>Of course there are differences between slavery and capitalism,
>but there are also substantial continuities, and the differences
>can not be identified at the level of the abstractions which
>occur in the first few chapters of capital.
The analysis in *Capital* takes as its object generalised commodity
production or a fully developed capitalist mode of production which is
demonstrated to be necessarily built only on the foundation of wage labor.
As Paul Mattick Jr notes in his piece on value-price relatins, this
demonstration is best elaborated at the very beginning of "The Results of
the Immediate Process of Production". Please see pp. 950-1 of the Vintage
ed or section I of this appendix. While the demonstration is not completed
in the first few chapters of *Capital*, meaning here the first part (I
assume), Marx finishes the demonstration in the first part of the appendix.
By the way, Marx quotes Cairnes (internally quoted below) making exactly
the opposite argument you have attributed to him:
"This versatility appears to be quite distinctive mark of the free worker,
in contrast to the working slave, whose labour power is stable and capable
of being employed in a manner determined by local custom. 'Slave labur is
eminently defective in point of versatility...if tobacco is cultivated,
tobacco becomes the sole staple, and tobacco is produced whatever be the
state of the market, and whatever be the conditions of the soil." (1014;
see also 1034)
You also argue that
"I do, by the way, think that both New World slavery and classical
slavery were instances of the same mode of production. The modes
of production existing in other territories contemporaneously
obviously differed as did the global scale of commerce within
which they were embeded, but the basic social relations under
which the surplus was produced were the same."
Here I am not convinced that the formal identity in the unfree status of
the worker is not obscuring important differences. You note for example
that slavery " [a]llows the surplus product to be readily produced as
commodities". But in modern slavery not only was the surplus product
*marketed* as commodities; the bulk of the output was *produced* to take
the value form. Meaning that the exploitation of slaves on modern
plantations was not 'restricted by more or less confined set of needs'.

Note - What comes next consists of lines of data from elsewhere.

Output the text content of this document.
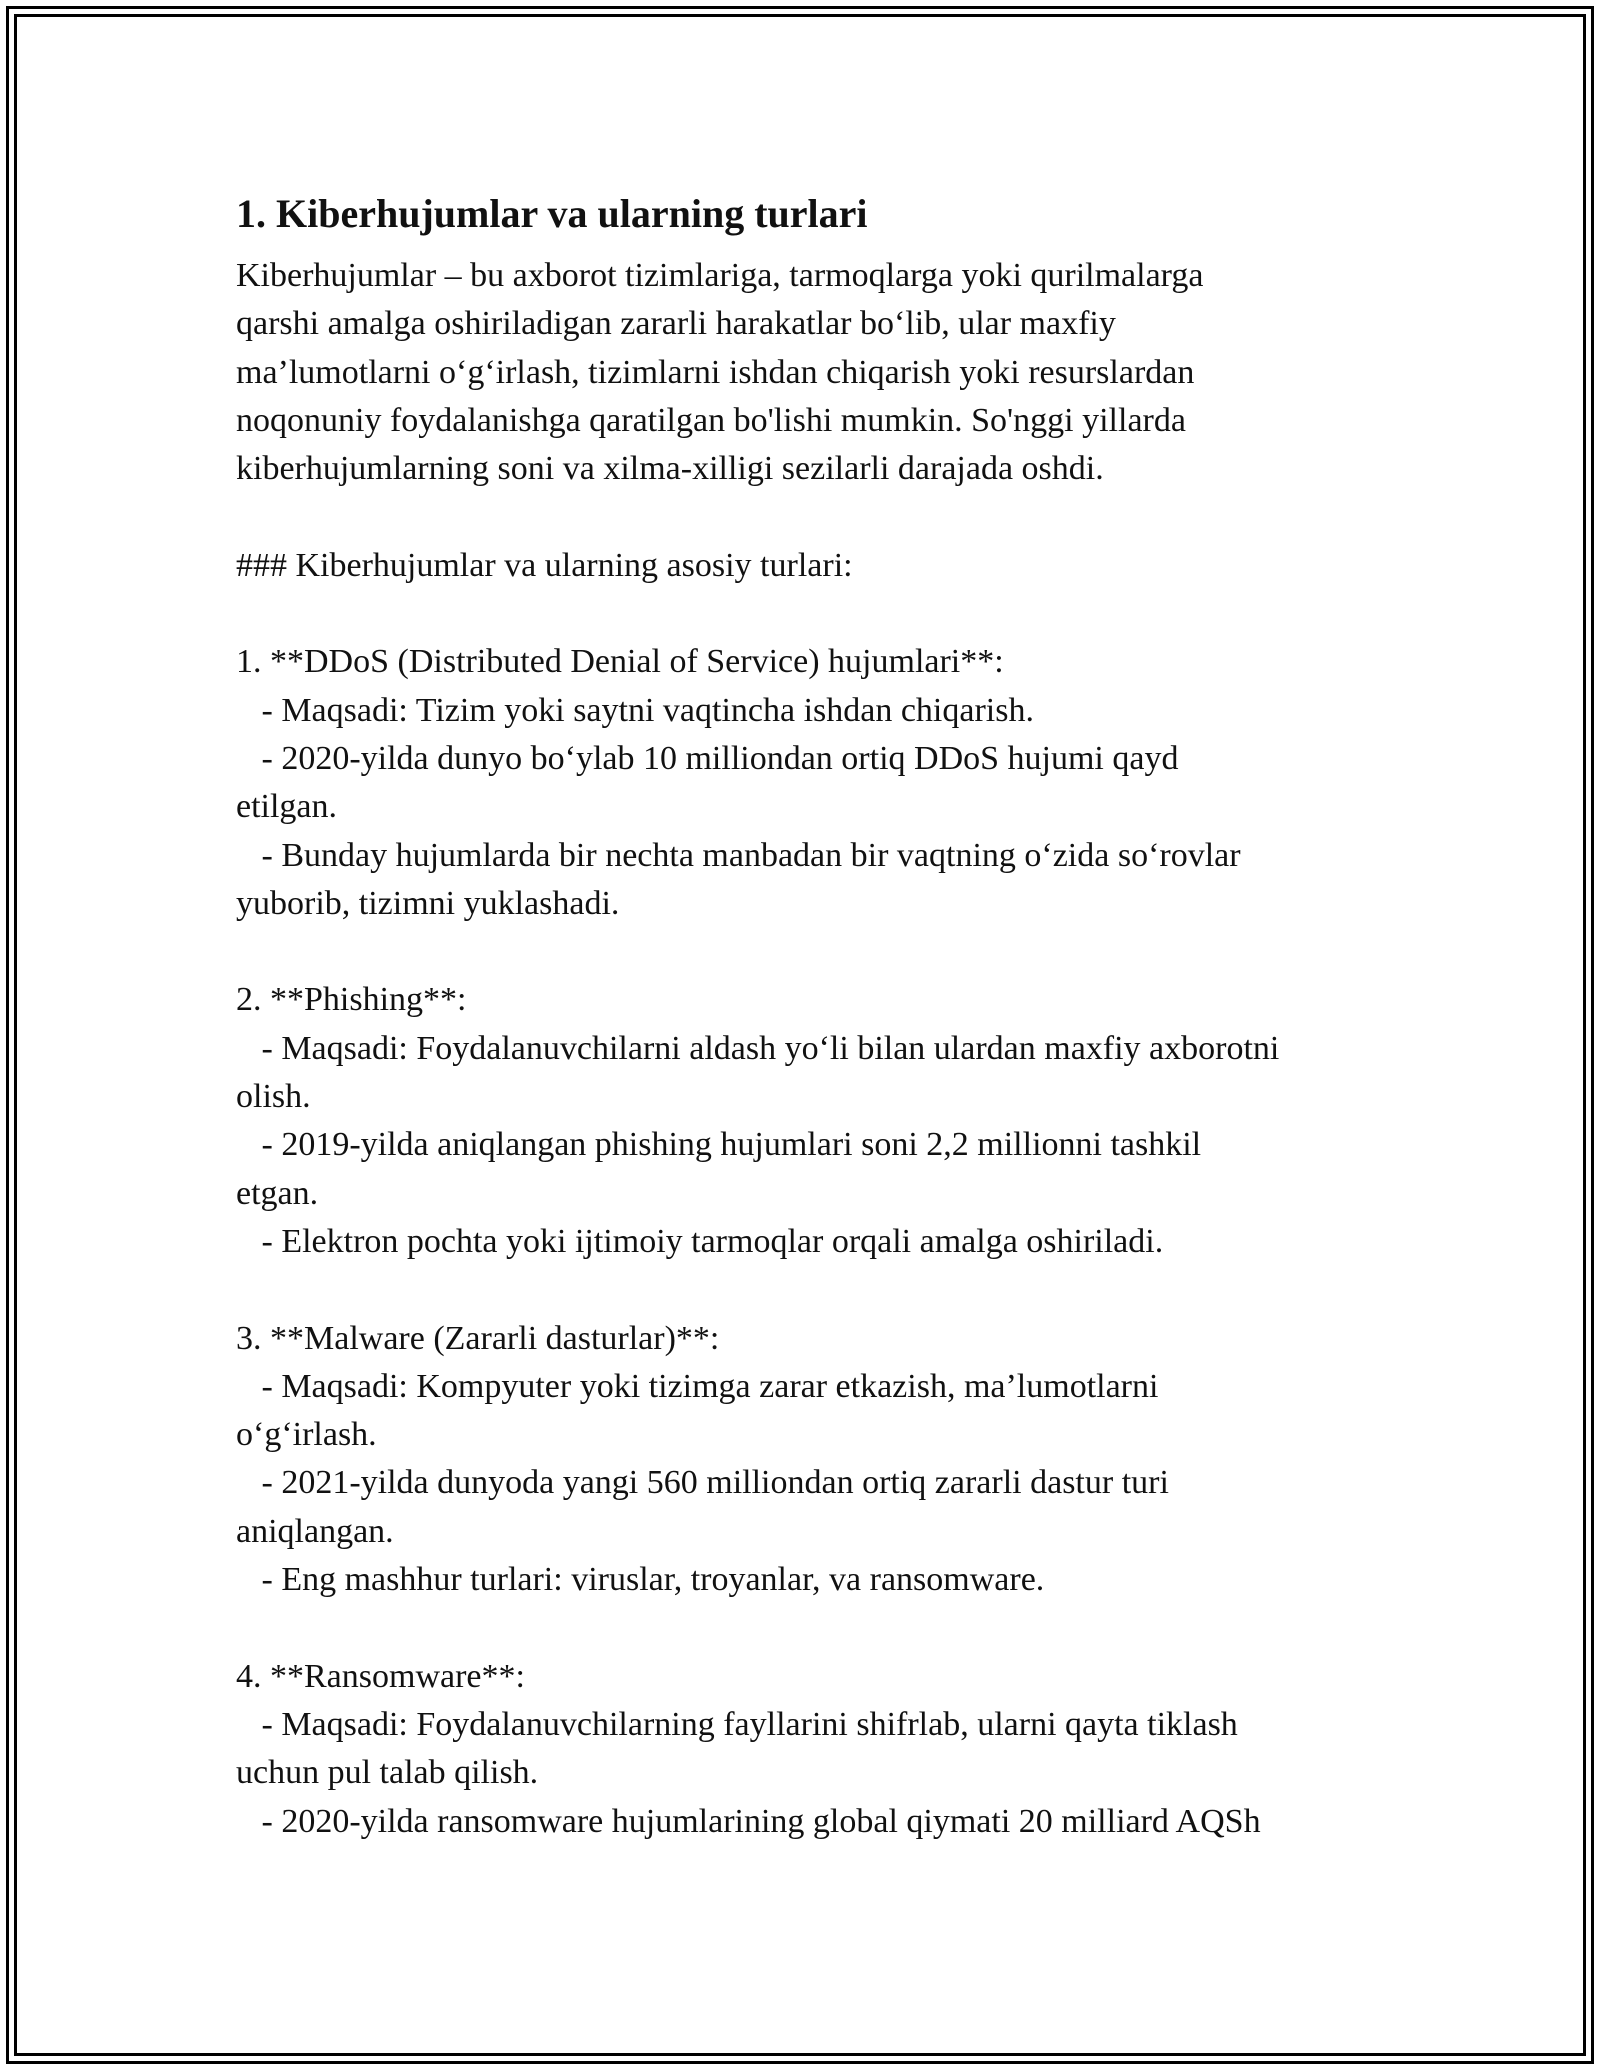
1. Kiberhujumlar va ularning turlari
Kiberhujumlar – bu axborot tizimlariga, tarmoqlarga yoki qurilmalarga
qarshi amalga oshiriladigan zararli harakatlar bo‘lib, ular maxfiy
ma’lumotlarni o‘g‘irlash, tizimlarni ishdan chiqarish yoki resurslardan
noqonuniy foydalanishga qaratilgan bo'lishi mumkin. So'nggi yillarda
kiberhujumlarning soni va xilma-xilligi sezilarli darajada oshdi.
### Kiberhujumlar va ularning asosiy turlari:
1. **DDoS (Distributed Denial of Service) hujumlari**:
- Maqsadi: Tizim yoki saytni vaqtincha ishdan chiqarish.
- 2020-yilda dunyo bo‘ylab 10 milliondan ortiq DDoS hujumi qayd
etilgan.
- Bunday hujumlarda bir nechta manbadan bir vaqtning o‘zida so‘rovlar
yuborib, tizimni yuklashadi.
2. **Phishing**:
- Maqsadi: Foydalanuvchilarni aldash yo‘li bilan ulardan maxfiy axborotni
olish.
- 2019-yilda aniqlangan phishing hujumlari soni 2,2 millionni tashkil
etgan.
- Elektron pochta yoki ijtimoiy tarmoqlar orqali amalga oshiriladi.
3. **Malware (Zararli dasturlar)**:
- Maqsadi: Kompyuter yoki tizimga zarar etkazish, ma’lumotlarni
o‘g‘irlash.
- 2021-yilda dunyoda yangi 560 milliondan ortiq zararli dastur turi
aniqlangan.
- Eng mashhur turlari: viruslar, troyanlar, va ransomware.
4. **Ransomware**:
- Maqsadi: Foydalanuvchilarning fayllarini shifrlab, ularni qayta tiklash
uchun pul talab qilish.
- 2020-yilda ransomware hujumlarining global qiymati 20 milliard AQSh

Overwork of slaves was an exception in antiquity;
"hence in antiquity over work becomes frightful only when the aim is to
obtain exchange value in its independent monetary shape, i.e., in the
production of gold and silver...Nevertheless, these are EXCEPTIONS IN
ANTIQUITY...[t]he Nego labour in the southern states of the American Union
preserved a modernately patriarchal character as long as production was
chiefly directed to the satisfaction of immediate local requirements. But
in proportion as the export of cotton became of vital interest ot those
states, the overworking of the Negro, and soemtiems the consumption of his
life in seven years of labour, became a factor in a calculated and
calculating system." Capital I, p. 345 Vintage. (emphasis mine)
I don't think this distinction is made by Genovese or Hindess and Hirst.
That is, modern plantation slavery was organized around the pursuit of
exchange value while slavery in antiquity was generally undertaken for the
production of use values. This distinguishes the systems.